You, your dog, and every member of your hunting party should wear a blaze orange safety vest whenever you’re hunting. The color is bright enough that other hunters can see your party at a distance. If a bullet hits your dog or she gets caught on barbed wire, a fitted vest helps to keep her internal organs from serious harm. Since the Pet Poison Helpline receives hundreds of calls every hunting season, it also recommends the tips below.
Be sure that you bring clean bottled water and allow your dog to drink frequently. Heat stroke remains a concern, even though temperatures are lower than in the summer. If your dog seems to pant frequently, it could indicate that he’s becoming dehydrated and needs to take a break. Don’t allow your dog to drink pond water as it could contain toxic blue-green algae. A dog may have immediate weakness and seizures or even die from drinking contaminated water.

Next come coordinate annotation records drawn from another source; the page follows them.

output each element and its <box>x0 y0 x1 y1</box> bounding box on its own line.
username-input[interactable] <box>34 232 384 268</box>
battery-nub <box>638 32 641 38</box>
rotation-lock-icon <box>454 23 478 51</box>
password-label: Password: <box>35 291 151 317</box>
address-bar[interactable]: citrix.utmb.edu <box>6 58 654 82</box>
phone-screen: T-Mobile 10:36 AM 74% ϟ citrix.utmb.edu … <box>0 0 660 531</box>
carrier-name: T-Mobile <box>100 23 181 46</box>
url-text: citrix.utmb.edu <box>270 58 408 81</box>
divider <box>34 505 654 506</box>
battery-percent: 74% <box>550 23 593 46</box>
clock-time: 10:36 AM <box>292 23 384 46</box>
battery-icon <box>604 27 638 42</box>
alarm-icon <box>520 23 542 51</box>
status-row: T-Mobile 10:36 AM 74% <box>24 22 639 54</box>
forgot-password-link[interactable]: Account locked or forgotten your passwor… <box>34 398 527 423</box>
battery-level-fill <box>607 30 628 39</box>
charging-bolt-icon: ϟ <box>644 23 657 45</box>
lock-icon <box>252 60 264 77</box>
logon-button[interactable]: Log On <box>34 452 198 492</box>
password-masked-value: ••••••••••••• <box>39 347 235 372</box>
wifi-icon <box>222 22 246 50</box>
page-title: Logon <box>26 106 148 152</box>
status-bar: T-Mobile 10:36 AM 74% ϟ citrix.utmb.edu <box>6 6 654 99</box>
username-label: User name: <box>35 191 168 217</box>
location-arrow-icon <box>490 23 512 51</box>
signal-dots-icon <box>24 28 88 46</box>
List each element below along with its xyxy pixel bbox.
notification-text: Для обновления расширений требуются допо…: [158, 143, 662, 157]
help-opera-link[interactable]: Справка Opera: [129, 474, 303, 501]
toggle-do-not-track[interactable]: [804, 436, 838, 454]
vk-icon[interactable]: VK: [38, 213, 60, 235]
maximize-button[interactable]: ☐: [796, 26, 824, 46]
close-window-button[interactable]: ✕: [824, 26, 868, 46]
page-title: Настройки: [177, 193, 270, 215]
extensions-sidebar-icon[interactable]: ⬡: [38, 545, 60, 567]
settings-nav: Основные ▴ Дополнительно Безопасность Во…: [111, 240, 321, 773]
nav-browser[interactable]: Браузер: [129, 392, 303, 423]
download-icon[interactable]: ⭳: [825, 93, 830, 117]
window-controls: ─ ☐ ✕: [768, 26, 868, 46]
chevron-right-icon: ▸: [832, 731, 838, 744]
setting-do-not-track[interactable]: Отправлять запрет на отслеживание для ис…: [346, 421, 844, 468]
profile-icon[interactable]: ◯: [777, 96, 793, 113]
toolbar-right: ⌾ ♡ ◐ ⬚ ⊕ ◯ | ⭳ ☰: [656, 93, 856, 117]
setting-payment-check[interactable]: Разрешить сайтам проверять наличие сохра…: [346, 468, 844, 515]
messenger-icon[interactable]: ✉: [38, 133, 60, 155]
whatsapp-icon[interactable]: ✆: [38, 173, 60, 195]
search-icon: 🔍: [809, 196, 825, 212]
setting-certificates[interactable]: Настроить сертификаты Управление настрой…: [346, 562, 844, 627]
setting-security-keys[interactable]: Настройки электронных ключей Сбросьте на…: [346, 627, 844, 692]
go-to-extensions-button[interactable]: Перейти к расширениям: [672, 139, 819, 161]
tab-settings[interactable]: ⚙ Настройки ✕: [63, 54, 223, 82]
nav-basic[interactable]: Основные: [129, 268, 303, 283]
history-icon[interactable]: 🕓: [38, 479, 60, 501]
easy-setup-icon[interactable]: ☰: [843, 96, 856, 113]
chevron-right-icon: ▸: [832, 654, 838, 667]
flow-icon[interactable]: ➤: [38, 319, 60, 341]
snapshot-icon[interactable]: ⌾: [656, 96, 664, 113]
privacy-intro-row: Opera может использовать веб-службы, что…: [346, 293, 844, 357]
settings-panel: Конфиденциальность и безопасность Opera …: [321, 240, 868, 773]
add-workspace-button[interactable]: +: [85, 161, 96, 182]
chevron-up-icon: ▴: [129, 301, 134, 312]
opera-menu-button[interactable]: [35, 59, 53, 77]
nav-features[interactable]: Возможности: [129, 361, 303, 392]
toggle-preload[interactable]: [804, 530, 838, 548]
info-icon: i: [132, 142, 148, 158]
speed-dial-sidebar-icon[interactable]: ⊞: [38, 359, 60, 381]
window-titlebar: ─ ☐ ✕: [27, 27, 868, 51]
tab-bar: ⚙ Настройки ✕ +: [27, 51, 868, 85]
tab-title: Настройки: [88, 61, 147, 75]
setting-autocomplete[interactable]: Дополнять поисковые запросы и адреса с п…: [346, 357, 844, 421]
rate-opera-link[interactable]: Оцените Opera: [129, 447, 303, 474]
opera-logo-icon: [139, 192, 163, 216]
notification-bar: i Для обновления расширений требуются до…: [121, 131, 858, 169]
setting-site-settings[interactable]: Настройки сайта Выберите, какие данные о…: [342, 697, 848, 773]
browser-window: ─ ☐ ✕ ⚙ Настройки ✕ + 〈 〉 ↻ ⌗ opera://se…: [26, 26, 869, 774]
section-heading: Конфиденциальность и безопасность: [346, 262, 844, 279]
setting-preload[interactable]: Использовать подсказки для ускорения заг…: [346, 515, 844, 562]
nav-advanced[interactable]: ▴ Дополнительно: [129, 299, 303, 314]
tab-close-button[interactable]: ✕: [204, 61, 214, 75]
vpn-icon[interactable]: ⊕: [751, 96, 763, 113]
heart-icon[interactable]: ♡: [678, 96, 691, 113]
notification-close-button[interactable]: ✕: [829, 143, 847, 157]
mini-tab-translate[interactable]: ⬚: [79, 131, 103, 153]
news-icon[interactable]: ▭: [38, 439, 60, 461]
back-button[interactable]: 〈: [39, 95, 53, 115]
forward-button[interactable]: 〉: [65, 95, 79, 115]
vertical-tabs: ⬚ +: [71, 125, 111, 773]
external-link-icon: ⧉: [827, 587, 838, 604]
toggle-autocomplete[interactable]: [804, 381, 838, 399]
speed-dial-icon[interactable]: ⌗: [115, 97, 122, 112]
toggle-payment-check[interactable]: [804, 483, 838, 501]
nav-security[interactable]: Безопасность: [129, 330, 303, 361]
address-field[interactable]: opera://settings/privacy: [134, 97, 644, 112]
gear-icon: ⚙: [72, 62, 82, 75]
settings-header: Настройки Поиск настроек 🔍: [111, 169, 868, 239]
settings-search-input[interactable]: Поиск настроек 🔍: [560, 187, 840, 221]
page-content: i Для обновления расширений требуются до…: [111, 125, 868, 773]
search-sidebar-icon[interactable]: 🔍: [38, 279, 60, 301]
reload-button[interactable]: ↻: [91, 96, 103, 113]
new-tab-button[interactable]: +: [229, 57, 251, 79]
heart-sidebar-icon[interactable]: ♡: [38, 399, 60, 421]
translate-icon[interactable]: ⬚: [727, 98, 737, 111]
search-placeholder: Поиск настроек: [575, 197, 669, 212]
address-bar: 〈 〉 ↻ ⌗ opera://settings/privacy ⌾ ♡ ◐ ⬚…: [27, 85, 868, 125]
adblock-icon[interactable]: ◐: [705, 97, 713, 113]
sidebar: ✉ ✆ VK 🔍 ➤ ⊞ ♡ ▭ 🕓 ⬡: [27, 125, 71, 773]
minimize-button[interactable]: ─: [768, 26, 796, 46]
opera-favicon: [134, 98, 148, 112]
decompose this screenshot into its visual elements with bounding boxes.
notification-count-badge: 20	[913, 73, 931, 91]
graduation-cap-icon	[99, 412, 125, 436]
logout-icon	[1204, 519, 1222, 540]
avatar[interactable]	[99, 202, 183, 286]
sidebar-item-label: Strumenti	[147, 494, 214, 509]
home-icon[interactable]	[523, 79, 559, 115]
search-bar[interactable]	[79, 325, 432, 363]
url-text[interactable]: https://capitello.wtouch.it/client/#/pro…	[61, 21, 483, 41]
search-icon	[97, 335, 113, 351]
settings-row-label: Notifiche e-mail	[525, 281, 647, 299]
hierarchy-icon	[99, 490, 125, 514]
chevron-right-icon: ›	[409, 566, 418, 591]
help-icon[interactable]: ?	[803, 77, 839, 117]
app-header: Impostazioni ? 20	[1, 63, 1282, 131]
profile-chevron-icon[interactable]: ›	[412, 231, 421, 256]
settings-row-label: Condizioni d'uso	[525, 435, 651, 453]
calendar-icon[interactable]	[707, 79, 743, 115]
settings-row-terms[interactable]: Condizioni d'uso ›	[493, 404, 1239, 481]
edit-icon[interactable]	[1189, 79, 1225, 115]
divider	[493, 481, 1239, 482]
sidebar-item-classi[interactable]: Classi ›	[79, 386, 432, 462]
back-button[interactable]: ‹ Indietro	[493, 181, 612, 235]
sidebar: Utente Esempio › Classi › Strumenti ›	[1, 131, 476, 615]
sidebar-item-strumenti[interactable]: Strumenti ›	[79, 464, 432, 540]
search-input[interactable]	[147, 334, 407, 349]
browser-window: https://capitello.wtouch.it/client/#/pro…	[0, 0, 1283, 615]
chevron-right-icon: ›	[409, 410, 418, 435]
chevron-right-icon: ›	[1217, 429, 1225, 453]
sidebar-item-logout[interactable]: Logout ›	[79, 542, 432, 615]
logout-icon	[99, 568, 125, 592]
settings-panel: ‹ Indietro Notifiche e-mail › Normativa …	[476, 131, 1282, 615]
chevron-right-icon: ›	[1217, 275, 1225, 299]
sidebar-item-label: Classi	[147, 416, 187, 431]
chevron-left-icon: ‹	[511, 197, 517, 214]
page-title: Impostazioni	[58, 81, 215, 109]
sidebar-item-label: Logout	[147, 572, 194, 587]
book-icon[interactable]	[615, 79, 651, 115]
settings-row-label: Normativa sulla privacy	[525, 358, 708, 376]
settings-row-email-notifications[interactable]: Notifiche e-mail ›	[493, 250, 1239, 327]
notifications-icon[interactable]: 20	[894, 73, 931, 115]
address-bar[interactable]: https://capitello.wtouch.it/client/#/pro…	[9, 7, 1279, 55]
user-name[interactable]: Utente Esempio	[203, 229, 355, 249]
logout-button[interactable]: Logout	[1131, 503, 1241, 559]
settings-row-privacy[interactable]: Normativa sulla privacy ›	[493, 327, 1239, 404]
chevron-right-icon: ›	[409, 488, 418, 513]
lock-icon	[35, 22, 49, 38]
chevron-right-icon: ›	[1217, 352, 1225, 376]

Your dog should not chew on clay pigeons due to toxic ingredients like coal tar, copper, nickel, lead, and zinc. If ingested, these substances may cause your dog to suffer brain, liver, or kidney damage. It’s also important to keep your dog away from mushrooms. It’s true that most are fine to eat, but it can be difficult to distinguish safe from unsafe mushrooms. If your dog does eat a poisonous one, she could develop tremors, severe abdominal pain, vomiting, diarrhea, and seizures.
We recommend taking extra time to work with your dog before hunting season so you feel confident he will come when you call him. The excitement of chasing after birds or other live animals may tempt him to dart away from you, which could cause him to get lost or injured. If you have any concerns about losing your dog in the woods, consider investing in obedience classes.